Sediment samples were taken for trace metals analysis from the lower North and South Forks on August 13, 1987. In aquatic systems the concentration of trace metals in suspended sediment and the top few centimeters of bottom sediment is generally greater than the concentration of dissolved trace metals in the water column (Horowitz, 1985). Trace metals are ubiquitous and persistent in the environment. Although many trace metals are essential to plant and animal life, all are potentially toxic to aquatic life at varying threshold exposure levels. Short-term exposure to relatively high metals concentrations can cause immediate acutely toxic effects, whereas long-term low level exposure can result in chronic effects such as impaired growth and reproduction as well as cancer.
Bottom sediments often act as a sink or reservoir for many trace metals. Dissolved metals in the water exhibit a strong tendency to bind to sediments through adsorption processes. Many physical and chemical factors affect a sediment's capacity to collect and concentrate trace metals. Increases in metal concentrations are strongly correlated with decreasing grain size and increasing surface area, surface charge, cation exchange capacity, as well as increasing concentrations of iron and manganese oxides, organic matter, and clay minerals (Horowitz). Bottom sediments are the primary source of suspended sediment in the water column. During peak flow periods in Strawberry Creek, the streambed is scoured and the bottom sediments are flushed downstream. In this manner a localized pollution problem may become widespread and result in significant environmental impact. Under certain conditions, trace metals may dissolve into the water column, possibly enter the food chain, and have an adverse impact in this manner as well. The tendency for trace metals to bioaccumulate and biomagnify in aquatic organisms can result in toxic concentrations higher in the food chain even though initial concentrations in water are at or below apparently safe levels.
Both forks were sampled as far downstream as possible to assess the impacts of upstream sources of heavy metals. Sampling locations are shown on Figure 12. The South Fork sample was taken upstream of the LSB Annex construction to avoid siltation from that site. The top few centimeters of silt and organic material along an approximately 50 foot stretch of each fork were collected to make up a composite sediment sample at each location. The sediment samples were brought immediately to a state certified laboratory for analysis. Results of the analyses are presented in Table 16.
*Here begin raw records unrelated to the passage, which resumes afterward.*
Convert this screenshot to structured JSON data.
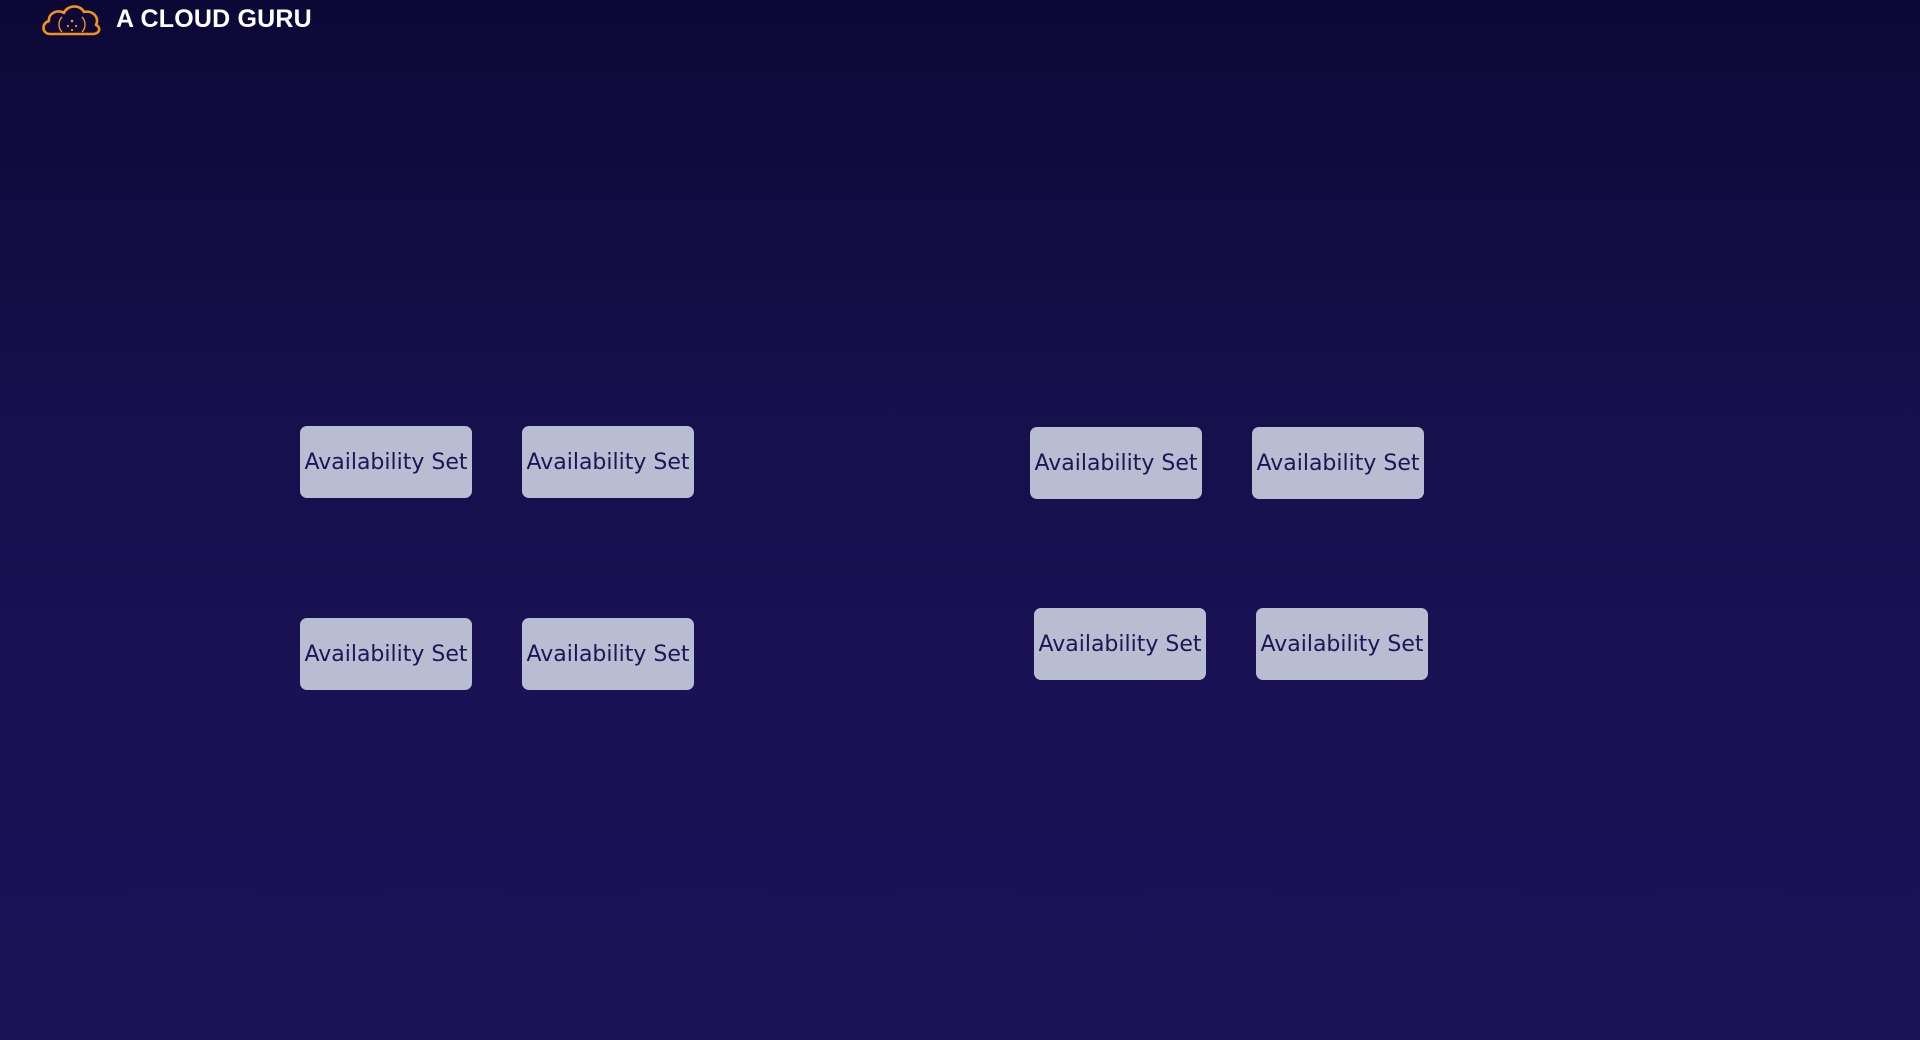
{
  "brand": {
    "name": "A CLOUD GURU",
    "logo_icon": "cloud-logo-icon",
    "logo_color": "#f5921b"
  },
  "diagram": {
    "left_group": [
      {
        "label": "Availability Set"
      },
      {
        "label": "Availability Set"
      },
      {
        "label": "Availability Set"
      },
      {
        "label": "Availability Set"
      }
    ],
    "right_group": [
      {
        "label": "Availability Set"
      },
      {
        "label": "Availability Set"
      },
      {
        "label": "Availability Set"
      },
      {
        "label": "Availability Set"
      }
    ]
  },
  "colors": {
    "background_top": "#0c0836",
    "background_bottom": "#1b1356",
    "box_fill": "#b8bdd2",
    "box_text": "#1c1656"
  }
}
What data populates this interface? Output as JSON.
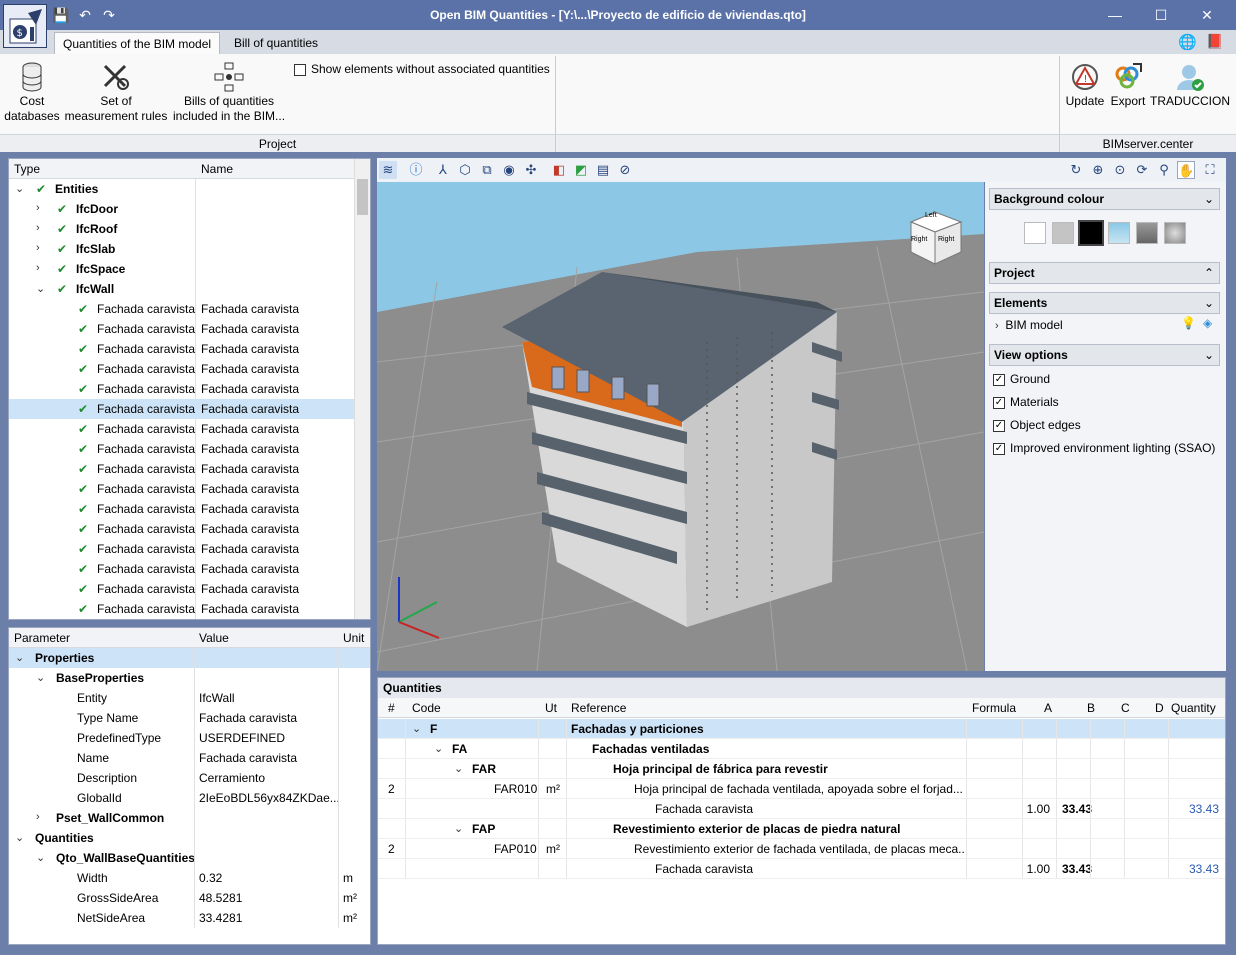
{
  "window": {
    "title": "Open BIM Quantities - [Y:\\...\\Proyecto de edificio de viviendas.qto]",
    "min": "—",
    "max": "☐",
    "close": "✕"
  },
  "tabs": [
    "Quantities of the BIM model",
    "Bill of quantities"
  ],
  "ribbon": {
    "cost_databases": "Cost\ndatabases",
    "measurement_rules": "Set of\nmeasurement rules",
    "bills_included": "Bills of quantities\nincluded in the BIM...",
    "show_elements": "Show elements without associated quantities",
    "group_project": "Project",
    "update": "Update",
    "export": "Export",
    "traduccion": "TRADUCCION",
    "group_bim": "BIMserver.center"
  },
  "tree": {
    "headers": {
      "type": "Type",
      "name": "Name"
    },
    "rows": [
      {
        "t": "Entities",
        "n": "",
        "lvl": 0,
        "exp": "⌄",
        "b": true
      },
      {
        "t": "IfcDoor",
        "n": "",
        "lvl": 1,
        "exp": "›",
        "b": true
      },
      {
        "t": "IfcRoof",
        "n": "",
        "lvl": 1,
        "exp": "›",
        "b": true
      },
      {
        "t": "IfcSlab",
        "n": "",
        "lvl": 1,
        "exp": "›",
        "b": true
      },
      {
        "t": "IfcSpace",
        "n": "",
        "lvl": 1,
        "exp": "›",
        "b": true
      },
      {
        "t": "IfcWall",
        "n": "",
        "lvl": 1,
        "exp": "⌄",
        "b": true
      },
      {
        "t": "Fachada caravista",
        "n": "Fachada caravista",
        "lvl": 2
      },
      {
        "t": "Fachada caravista",
        "n": "Fachada caravista",
        "lvl": 2
      },
      {
        "t": "Fachada caravista",
        "n": "Fachada caravista",
        "lvl": 2
      },
      {
        "t": "Fachada caravista",
        "n": "Fachada caravista",
        "lvl": 2
      },
      {
        "t": "Fachada caravista",
        "n": "Fachada caravista",
        "lvl": 2
      },
      {
        "t": "Fachada caravista",
        "n": "Fachada caravista",
        "lvl": 2,
        "sel": true
      },
      {
        "t": "Fachada caravista",
        "n": "Fachada caravista",
        "lvl": 2
      },
      {
        "t": "Fachada caravista",
        "n": "Fachada caravista",
        "lvl": 2
      },
      {
        "t": "Fachada caravista",
        "n": "Fachada caravista",
        "lvl": 2
      },
      {
        "t": "Fachada caravista",
        "n": "Fachada caravista",
        "lvl": 2
      },
      {
        "t": "Fachada caravista",
        "n": "Fachada caravista",
        "lvl": 2
      },
      {
        "t": "Fachada caravista",
        "n": "Fachada caravista",
        "lvl": 2
      },
      {
        "t": "Fachada caravista",
        "n": "Fachada caravista",
        "lvl": 2
      },
      {
        "t": "Fachada caravista",
        "n": "Fachada caravista",
        "lvl": 2
      },
      {
        "t": "Fachada caravista",
        "n": "Fachada caravista",
        "lvl": 2
      },
      {
        "t": "Fachada caravista",
        "n": "Fachada caravista",
        "lvl": 2
      }
    ]
  },
  "params": {
    "headers": {
      "param": "Parameter",
      "value": "Value",
      "unit": "Unit"
    },
    "rows": [
      {
        "p": "Properties",
        "v": "",
        "u": "",
        "lvl": 0,
        "exp": "⌄",
        "b": true,
        "sel": true
      },
      {
        "p": "BaseProperties",
        "v": "",
        "u": "",
        "lvl": 1,
        "exp": "⌄",
        "b": true
      },
      {
        "p": "Entity",
        "v": "IfcWall",
        "u": "",
        "lvl": 2
      },
      {
        "p": "Type Name",
        "v": "Fachada caravista",
        "u": "",
        "lvl": 2
      },
      {
        "p": "PredefinedType",
        "v": "USERDEFINED",
        "u": "",
        "lvl": 2
      },
      {
        "p": "Name",
        "v": "Fachada caravista",
        "u": "",
        "lvl": 2
      },
      {
        "p": "Description",
        "v": "Cerramiento",
        "u": "",
        "lvl": 2
      },
      {
        "p": "GlobalId",
        "v": "2IeEoBDL56yx84ZKDae...",
        "u": "",
        "lvl": 2
      },
      {
        "p": "Pset_WallCommon",
        "v": "",
        "u": "",
        "lvl": 1,
        "exp": "›",
        "b": true
      },
      {
        "p": "Quantities",
        "v": "",
        "u": "",
        "lvl": 0,
        "exp": "⌄",
        "b": true
      },
      {
        "p": "Qto_WallBaseQuantities",
        "v": "",
        "u": "",
        "lvl": 1,
        "exp": "⌄",
        "b": true
      },
      {
        "p": "Width",
        "v": "0.32",
        "u": "m",
        "lvl": 2
      },
      {
        "p": "GrossSideArea",
        "v": "48.5281",
        "u": "m²",
        "lvl": 2
      },
      {
        "p": "NetSideArea",
        "v": "33.4281",
        "u": "m²",
        "lvl": 2
      }
    ]
  },
  "viewcube": {
    "top": "Left",
    "front": "Right",
    "side": "Right"
  },
  "sidebar": {
    "bg_colour": "Background colour",
    "project": "Project",
    "elements": "Elements",
    "bim_model": "BIM model",
    "view_options": "View options",
    "options": [
      "Ground",
      "Materials",
      "Object edges",
      "Improved environment lighting (SSAO)"
    ]
  },
  "quantities": {
    "title": "Quantities",
    "headers": {
      "num": "#",
      "code": "Code",
      "ut": "Ut",
      "ref": "Reference",
      "formula": "Formula",
      "a": "A",
      "b": "B",
      "c": "C",
      "d": "D",
      "qty": "Quantity"
    },
    "rows": [
      {
        "num": "",
        "code": "F",
        "lvl": 0,
        "exp": "⌄",
        "ut": "",
        "ref": "Fachadas y particiones",
        "refb": true,
        "a": "",
        "b": "",
        "qty": "",
        "sel": true
      },
      {
        "num": "",
        "code": "FA",
        "lvl": 1,
        "exp": "⌄",
        "ut": "",
        "ref": "Fachadas ventiladas",
        "refb": true,
        "a": "",
        "b": "",
        "qty": ""
      },
      {
        "num": "",
        "code": "FAR",
        "lvl": 2,
        "exp": "⌄",
        "ut": "",
        "ref": "Hoja principal de fábrica para revestir",
        "refb": true,
        "a": "",
        "b": "",
        "qty": ""
      },
      {
        "num": "2",
        "code": "FAR010",
        "lvl": 3,
        "exp": "",
        "ut": "m²",
        "ref": "Hoja principal de fachada ventilada, apoyada sobre el forjad...",
        "refb": false,
        "a": "",
        "b": "",
        "qty": ""
      },
      {
        "num": "",
        "code": "",
        "lvl": 4,
        "exp": "",
        "ut": "",
        "ref": "Fachada caravista",
        "refb": false,
        "a": "1.00",
        "b": "33.43",
        "qty": "33.43"
      },
      {
        "num": "",
        "code": "FAP",
        "lvl": 2,
        "exp": "⌄",
        "ut": "",
        "ref": "Revestimiento exterior de placas de piedra natural",
        "refb": true,
        "a": "",
        "b": "",
        "qty": ""
      },
      {
        "num": "2",
        "code": "FAP010",
        "lvl": 3,
        "exp": "",
        "ut": "m²",
        "ref": "Revestimiento exterior de fachada ventilada, de placas meca...",
        "refb": false,
        "a": "",
        "b": "",
        "qty": ""
      },
      {
        "num": "",
        "code": "",
        "lvl": 4,
        "exp": "",
        "ut": "",
        "ref": "Fachada caravista",
        "refb": false,
        "a": "1.00",
        "b": "33.43",
        "qty": "33.43"
      }
    ]
  },
  "colors": {
    "accent": "#5b72a8",
    "selected": "#cde3f7",
    "orange_facade": "#d96a1c",
    "roof": "#596470",
    "sky": "#8cc8e6",
    "ground": "#8d8d8d"
  }
}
The trace metal concentrations found in Strawberry Creek sediments were generally within expected naturally-occurring ranges. For comparative purposes, Table 17 presents USGS sediment analysis data from the South Bay and the Clarke Number (CN) for each trace metal. The USGS analyses were the latest available comprehensive trace metal data for freshwater sediments close to the East Bay. On the other hand, the CN is a value calculated by geochemists that represents the average abundance of a trace element throughout the earth's crust. Since the CN reflects an average of all geologic formations within the earth's crust, some deviation can be expected at any given location. However, metal concentrations higher than the CN may indicate that pollution has occurred.
Lead and zinc concentrations exceeded the CN in both forks of Strawberry Creek and mercury exceeded the CN in the North Fork. In addition, mercury and zinc concentrations were higher than the average levels observed in urban Santa Clara County. Water quality experts from the USGS Water Resources Division and the S.F. Bay Regional Water Quality Control Board agreed that the mercury level found in the North Fork sediment was high and that the lead concentrations were also somewhat elevated. A 1972 USGS study reported mercury levels in various tributaries and margins of central San Francisco Bay ranging from 0.08 - 0.75 ppm based on dry weight. The average mercury concentration in the Bay sediments was 0.26 ppm.
Lead is a very common constituent in urban runoff, and zinc is also commonly found in urban environments. However, mercury does not commonly occur in the environment which suggests a source of significant pollution in the North Fork subwatershed. Highly toxic methylmercury can be formed by bacterial action in bottom sediments under anaerobic conditions. Further investigation into the source or sources of mercury pollution in the North Fork is warranted due to its significant environmental impacts.